Friday, April 4, 2014

Ps. 94.9 (Yhwh is the boundary; not in the boundary)



Does the one / who shapes the ear / not hear?
Or the one / who forms the eye / does he not see? 

This verse is significant are several levels. First, it directly addresses the claims and actions of the wicked. The first half of the verse focuses on the act of hearing. The wicked were portrayed in the opening section as “celebrating”, “spewing out arrogance” and “vaunting themselves”. Further, they vocally taunted Yhwh when they sarcastically said, “Yah will not see!...”. And, perhaps most importantly, we have already reflected on the fact that these wicked men enact their wickedness through a type of ‘vocal-exploitation’ of the vulnerable in the form of unjust rulings that can probably be described as subtle machinations. It is their rulings that “crush”, “oppress”, “kill” and “murder” Yhwh’s special group of people. This question then directly relates to these vocal forms of wickedness. That is a type of ‘first level’ observation. A second level involves the ‘superiority’ or ‘always-already’ nature of Yhwh’s sovereign perception of man. This verse couches the question in the form of creation. This move is significant. The emphasis would be different if the verse read, “Do you not know that Yhwh hears everything?” Instead, the psalmist sources Yhwh’s ability to be the judge of all ‘oral statements’ in the fact that he is the one who ‘fashioned’ the ear to begin with. In other words, ‘hearing’ begins in Yhwh. The ear, and its very ability to register sound, is his design, and, as such, everything said is ‘always-already’ heard by Yhwh. Man’s hearing bears an analogy to Yhwh’s, but Yhwh’s hearing is profoundly greater than man’s as man’s very ability to hear comes from Yhwh; it in a sense, is ‘encased’ within Yhwh’s ‘always-already’ and prior hearing. We will return to this more after contemplating the eyes. 

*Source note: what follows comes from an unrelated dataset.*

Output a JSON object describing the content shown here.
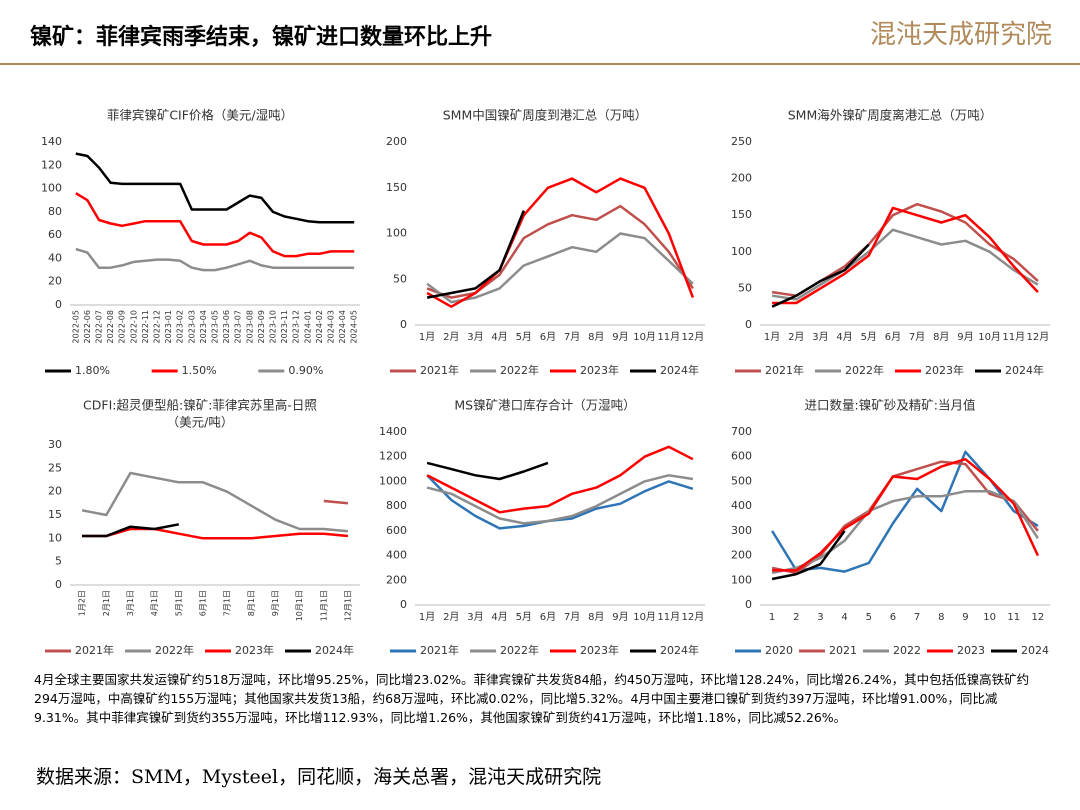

The same analysis largely applies to ‘eye’. The wicked mocked Yhwh saying, “Yah does not see!”. On the one hand, we want to say that this is not Yhwh’s inability to register light but his inability to comprehend/understand their machinations. Like the ear, however, Yhwh’s ability to perceive, to ‘see’, is always-already prior because he is creator. What the psalmist is pointing toward is this: that Yhwh’s perceptive powers are, as to the eye, “lidless” and “sleepless”. He is always-already perceiving; he never blinks; he doesn’t sleep; he is always-already comprehending. The power that stands behind the human eye (and its ability to comprehend) is grounded in Yhwh. 

And, now we can come to the final level: the wicked perceived of Yhwh as a type of local deity, who was powerful, but ultimately limited. Yhwh may have ‘eyes’ and he may ‘have ears’ but they display the same limitations that man possesses. There were realms his authority could not invade. The psalmist does not merely deny this in a forceful manner. To him, it is utterly ridiculous and obviously not the case. Yhwh, rather, occupies an entirely different realm of authority. ‘Hearing’ and ‘seeing’ are not merely things he does, as if here were a ‘god among other gods’ and subject to that necessary limitation. Rather, Yhwh himself is origin of ‘seeing’ and ‘hearing’. As such, his authority over these realms coincides with the fact that they stem from him. In other words, the ‘boundary’ to seeing and hearing exists in Yhwh, and, as such, one could never ‘overtake’ him. He is both always-already before and after ‘seeing’ and ‘hearing’. This means that Yhwh is not just ‘really strong’ (like other gods); he is strength; he is the boundary; he is not ‘in’ the boundary like other gods.